My whole body froze. The mist thickened, my speaker crackled and died. Then my paint — the one I was using — started to glow. Not bright. Just a dull, deep ember, like fire hidden under ash. The lines I'd traced came alive, crawling over the wall like snakes. And suddenly, I knew — this wasn't a design. It was a sigil. Later, I'd learn that the symbol was ancient — from the days when the Òrìṣà walked the earth freely. It represented Àṣẹ, the divine force that gives everything existence — the word that creates, the breath that commands. But the sigil wasn't meant to be drawn anymore. Centuries ago, the gods used it to seal away their own rebellion, binding power that man was never supposed to touch again.
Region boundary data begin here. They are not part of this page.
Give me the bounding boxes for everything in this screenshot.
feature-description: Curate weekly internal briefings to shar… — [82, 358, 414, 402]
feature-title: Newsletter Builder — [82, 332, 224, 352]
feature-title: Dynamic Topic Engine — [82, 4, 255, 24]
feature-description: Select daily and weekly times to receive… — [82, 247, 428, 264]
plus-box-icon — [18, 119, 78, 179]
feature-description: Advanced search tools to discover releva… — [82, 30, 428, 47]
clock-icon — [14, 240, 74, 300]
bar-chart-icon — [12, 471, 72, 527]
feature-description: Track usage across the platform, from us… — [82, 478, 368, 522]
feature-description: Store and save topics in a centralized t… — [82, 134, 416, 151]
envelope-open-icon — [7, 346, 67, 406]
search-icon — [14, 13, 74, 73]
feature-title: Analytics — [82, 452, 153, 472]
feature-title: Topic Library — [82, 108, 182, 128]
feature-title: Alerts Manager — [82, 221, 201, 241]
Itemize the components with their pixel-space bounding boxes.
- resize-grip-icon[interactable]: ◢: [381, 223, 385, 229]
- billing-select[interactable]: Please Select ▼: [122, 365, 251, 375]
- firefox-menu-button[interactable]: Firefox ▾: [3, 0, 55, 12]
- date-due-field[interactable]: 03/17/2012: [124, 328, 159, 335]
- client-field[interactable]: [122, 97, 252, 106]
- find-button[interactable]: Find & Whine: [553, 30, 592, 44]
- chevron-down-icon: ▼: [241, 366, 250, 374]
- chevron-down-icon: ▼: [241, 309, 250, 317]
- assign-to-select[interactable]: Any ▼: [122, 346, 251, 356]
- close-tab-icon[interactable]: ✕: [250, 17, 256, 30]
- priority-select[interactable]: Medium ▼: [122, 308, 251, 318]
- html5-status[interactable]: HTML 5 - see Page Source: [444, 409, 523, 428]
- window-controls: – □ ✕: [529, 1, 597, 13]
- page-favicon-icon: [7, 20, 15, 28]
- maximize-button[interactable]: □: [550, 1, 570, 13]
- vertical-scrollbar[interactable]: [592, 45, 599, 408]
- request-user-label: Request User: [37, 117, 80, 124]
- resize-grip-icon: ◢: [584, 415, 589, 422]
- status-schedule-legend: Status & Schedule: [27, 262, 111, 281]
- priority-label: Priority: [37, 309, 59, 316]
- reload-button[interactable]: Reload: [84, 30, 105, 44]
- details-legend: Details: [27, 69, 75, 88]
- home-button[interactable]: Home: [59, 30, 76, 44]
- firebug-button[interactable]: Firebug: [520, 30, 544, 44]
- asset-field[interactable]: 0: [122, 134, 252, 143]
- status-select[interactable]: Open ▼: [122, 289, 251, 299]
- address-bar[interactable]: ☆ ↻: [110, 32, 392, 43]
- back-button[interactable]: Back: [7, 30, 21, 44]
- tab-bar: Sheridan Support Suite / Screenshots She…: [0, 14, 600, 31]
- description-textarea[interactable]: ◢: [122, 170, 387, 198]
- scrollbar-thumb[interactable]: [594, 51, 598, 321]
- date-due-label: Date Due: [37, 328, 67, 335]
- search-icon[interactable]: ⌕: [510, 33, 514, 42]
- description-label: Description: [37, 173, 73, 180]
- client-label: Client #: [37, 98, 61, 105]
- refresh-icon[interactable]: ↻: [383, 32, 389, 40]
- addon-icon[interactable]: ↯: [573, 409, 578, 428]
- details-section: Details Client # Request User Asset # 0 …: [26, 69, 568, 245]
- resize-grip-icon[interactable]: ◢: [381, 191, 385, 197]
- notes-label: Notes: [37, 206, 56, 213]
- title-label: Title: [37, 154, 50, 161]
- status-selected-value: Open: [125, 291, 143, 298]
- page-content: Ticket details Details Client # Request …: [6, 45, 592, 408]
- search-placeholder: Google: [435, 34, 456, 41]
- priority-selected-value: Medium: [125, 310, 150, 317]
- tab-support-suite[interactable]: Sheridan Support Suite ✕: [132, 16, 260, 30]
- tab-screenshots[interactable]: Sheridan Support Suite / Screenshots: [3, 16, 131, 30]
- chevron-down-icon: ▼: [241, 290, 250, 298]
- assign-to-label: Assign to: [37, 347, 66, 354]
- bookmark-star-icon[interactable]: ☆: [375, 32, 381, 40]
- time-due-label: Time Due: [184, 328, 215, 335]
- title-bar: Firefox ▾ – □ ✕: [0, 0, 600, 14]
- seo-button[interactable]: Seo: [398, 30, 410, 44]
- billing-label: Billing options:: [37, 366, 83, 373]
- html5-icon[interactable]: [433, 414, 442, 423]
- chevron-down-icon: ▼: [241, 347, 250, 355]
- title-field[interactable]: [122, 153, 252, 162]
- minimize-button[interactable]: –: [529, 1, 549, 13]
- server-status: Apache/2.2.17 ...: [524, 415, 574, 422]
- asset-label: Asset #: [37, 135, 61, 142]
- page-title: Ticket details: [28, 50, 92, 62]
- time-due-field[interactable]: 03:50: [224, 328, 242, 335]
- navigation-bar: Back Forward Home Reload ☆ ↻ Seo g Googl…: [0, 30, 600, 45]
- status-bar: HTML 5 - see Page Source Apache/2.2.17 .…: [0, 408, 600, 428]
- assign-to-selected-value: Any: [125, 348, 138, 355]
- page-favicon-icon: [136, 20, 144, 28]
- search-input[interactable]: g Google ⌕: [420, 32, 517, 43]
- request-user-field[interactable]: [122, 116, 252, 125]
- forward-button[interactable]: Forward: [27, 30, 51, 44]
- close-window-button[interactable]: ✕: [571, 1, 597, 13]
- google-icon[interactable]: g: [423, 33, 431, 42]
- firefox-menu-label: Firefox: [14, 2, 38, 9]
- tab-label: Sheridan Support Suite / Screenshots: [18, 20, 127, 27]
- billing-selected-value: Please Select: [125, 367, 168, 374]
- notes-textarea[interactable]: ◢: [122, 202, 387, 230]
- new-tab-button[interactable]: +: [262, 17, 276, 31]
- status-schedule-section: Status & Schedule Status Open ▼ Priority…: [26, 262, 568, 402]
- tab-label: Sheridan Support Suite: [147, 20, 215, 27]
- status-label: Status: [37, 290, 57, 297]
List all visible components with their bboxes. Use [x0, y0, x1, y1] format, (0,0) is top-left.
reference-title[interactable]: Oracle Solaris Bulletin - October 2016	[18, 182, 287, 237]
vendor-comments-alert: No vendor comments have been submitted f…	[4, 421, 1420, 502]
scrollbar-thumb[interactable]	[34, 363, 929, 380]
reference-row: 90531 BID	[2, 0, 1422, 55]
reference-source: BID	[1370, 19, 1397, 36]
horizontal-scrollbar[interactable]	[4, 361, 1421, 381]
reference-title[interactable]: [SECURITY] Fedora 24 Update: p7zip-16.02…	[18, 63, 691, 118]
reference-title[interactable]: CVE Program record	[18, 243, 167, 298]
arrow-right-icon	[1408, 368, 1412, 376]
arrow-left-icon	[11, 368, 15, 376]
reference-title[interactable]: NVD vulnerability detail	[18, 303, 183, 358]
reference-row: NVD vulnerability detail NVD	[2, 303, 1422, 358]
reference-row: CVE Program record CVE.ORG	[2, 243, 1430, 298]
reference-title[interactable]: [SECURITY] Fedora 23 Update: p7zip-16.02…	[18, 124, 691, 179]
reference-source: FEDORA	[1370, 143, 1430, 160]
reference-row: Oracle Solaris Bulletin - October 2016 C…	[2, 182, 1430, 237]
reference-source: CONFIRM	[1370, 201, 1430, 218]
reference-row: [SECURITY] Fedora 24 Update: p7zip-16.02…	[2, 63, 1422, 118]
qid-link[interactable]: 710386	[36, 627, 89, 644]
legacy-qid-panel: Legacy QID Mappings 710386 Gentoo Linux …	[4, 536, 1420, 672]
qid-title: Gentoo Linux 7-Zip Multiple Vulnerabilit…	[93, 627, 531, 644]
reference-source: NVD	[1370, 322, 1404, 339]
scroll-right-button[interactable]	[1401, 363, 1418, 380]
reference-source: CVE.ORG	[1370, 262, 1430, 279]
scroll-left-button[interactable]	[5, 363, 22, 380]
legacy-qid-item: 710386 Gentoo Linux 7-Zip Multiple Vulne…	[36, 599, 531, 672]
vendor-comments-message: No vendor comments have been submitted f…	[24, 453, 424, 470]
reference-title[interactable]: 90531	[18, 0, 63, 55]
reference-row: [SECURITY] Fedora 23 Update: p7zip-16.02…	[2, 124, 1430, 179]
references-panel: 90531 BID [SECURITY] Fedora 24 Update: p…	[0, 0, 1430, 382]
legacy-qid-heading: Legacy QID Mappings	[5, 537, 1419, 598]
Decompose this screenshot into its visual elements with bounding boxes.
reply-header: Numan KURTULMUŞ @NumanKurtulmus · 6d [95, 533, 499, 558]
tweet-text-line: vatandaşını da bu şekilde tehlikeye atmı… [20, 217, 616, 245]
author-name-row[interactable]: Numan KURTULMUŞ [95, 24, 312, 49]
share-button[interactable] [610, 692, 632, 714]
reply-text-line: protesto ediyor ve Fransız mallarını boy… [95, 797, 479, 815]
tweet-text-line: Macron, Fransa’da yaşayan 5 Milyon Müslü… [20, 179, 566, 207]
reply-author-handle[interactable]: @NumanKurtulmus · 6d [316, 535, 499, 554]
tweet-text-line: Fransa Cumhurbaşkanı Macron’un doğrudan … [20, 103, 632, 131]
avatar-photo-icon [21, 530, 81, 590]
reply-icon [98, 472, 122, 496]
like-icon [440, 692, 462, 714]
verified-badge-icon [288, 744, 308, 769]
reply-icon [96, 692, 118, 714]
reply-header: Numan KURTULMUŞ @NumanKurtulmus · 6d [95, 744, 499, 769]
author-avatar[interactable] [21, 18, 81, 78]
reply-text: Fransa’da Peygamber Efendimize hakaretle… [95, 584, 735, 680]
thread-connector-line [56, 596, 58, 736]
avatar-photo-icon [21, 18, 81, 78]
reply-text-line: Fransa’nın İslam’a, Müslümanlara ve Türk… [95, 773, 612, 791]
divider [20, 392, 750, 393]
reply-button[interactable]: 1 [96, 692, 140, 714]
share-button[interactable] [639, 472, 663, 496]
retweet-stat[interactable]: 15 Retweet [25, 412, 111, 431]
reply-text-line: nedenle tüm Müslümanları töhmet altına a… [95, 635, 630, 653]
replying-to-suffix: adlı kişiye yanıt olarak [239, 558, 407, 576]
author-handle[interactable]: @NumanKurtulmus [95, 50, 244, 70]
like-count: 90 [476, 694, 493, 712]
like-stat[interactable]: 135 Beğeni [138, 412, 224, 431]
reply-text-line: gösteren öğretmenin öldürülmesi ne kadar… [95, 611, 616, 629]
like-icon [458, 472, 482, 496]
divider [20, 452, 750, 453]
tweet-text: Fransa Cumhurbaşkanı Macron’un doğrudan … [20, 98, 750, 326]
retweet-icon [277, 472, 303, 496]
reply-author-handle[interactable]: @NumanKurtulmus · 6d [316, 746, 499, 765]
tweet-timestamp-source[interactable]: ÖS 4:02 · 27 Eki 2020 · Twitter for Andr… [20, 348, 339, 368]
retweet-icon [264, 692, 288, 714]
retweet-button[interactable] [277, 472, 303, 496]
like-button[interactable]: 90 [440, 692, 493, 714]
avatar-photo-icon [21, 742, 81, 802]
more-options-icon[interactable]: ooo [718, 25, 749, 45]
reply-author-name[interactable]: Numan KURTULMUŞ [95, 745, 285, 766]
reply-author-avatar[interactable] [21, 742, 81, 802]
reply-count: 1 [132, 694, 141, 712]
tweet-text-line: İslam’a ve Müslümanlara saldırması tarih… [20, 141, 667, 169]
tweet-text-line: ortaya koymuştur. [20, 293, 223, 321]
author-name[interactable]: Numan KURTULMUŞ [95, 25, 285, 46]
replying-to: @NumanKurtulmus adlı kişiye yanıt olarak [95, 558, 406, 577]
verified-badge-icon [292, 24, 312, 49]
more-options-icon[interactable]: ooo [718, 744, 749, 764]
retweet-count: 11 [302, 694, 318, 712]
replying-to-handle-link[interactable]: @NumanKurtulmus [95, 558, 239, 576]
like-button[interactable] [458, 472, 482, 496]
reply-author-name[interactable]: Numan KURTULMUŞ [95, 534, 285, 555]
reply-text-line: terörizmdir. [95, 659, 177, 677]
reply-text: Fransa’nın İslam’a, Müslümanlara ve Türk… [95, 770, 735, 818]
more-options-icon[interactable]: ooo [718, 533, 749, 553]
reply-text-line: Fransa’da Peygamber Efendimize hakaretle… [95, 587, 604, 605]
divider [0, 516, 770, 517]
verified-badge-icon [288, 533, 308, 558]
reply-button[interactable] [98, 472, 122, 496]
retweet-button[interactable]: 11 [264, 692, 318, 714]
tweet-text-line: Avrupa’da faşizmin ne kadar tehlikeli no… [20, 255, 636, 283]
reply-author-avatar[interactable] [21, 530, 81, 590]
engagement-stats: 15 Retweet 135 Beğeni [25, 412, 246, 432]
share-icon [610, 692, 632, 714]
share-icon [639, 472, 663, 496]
And I, a broke graffiti artist from Mushin, just completed it. The glow brightened, spilling onto the wet ground. My paint spread like water, forming shapes I didn't draw — eyes, faces, masks. They blinked at me. Some were smiling, others looked angry. My breath came shallow. "Ah, omo…" I whispered, stepping back. My heart pounded like generator pistons.

Then — a burst of light. The sigil flared, and for a second, the whole bridge flickered — like the world glitched. The noise of Lagos faded completely. No danfo, no shouting, nothing. Just silence and a low hum, like electricity breathing. And I saw something. A shadow behind the light. Tall. Crowned. Watching me. When it spoke, the voice wasn't sound — it was vibration. It shook through my bones.

"Àṣepọ̀…"

That word. It echoed in my head. I didn't know what it meant, but it felt heavy — like a name older than language. Then everything stopped. The glow faded, the paint dripped normally again, the city roared back to life. My speaker restarted mid-song. It was as if nothing happened. But the wall… the sigil stayed. And it burned faintly under my paint, hidden like a heartbeat.

I packed my cans with shaking hands. My palms were trembling, my skin still tingling. When I zipped my bag, I noticed something strange — my wrist had a faint circle burned into it. Three rings and a line, like the sigil. I rubbed it, but it didn't fade. "Na wetin be this again?" I muttered, trying to laugh it off. Maybe the paint chemical reacted weirdly. Maybe I inhaled too much fumes. Yeah — that had to be it. But deep down, something inside me had changed. I could feel it. Like electricity under my skin. Like the city was whispering my name through its walls.

I was about to leave when I heard shouting from across the road. A madman — one of those street preachers with torn shirts and wild eyes — was staring right at me. His face twisted in fear. He pointed to the wall and screamed, voice cutting through the night:

"The seal don open again!"

The air went cold. I froze. And for the first time in my life, Lagos felt too quiet.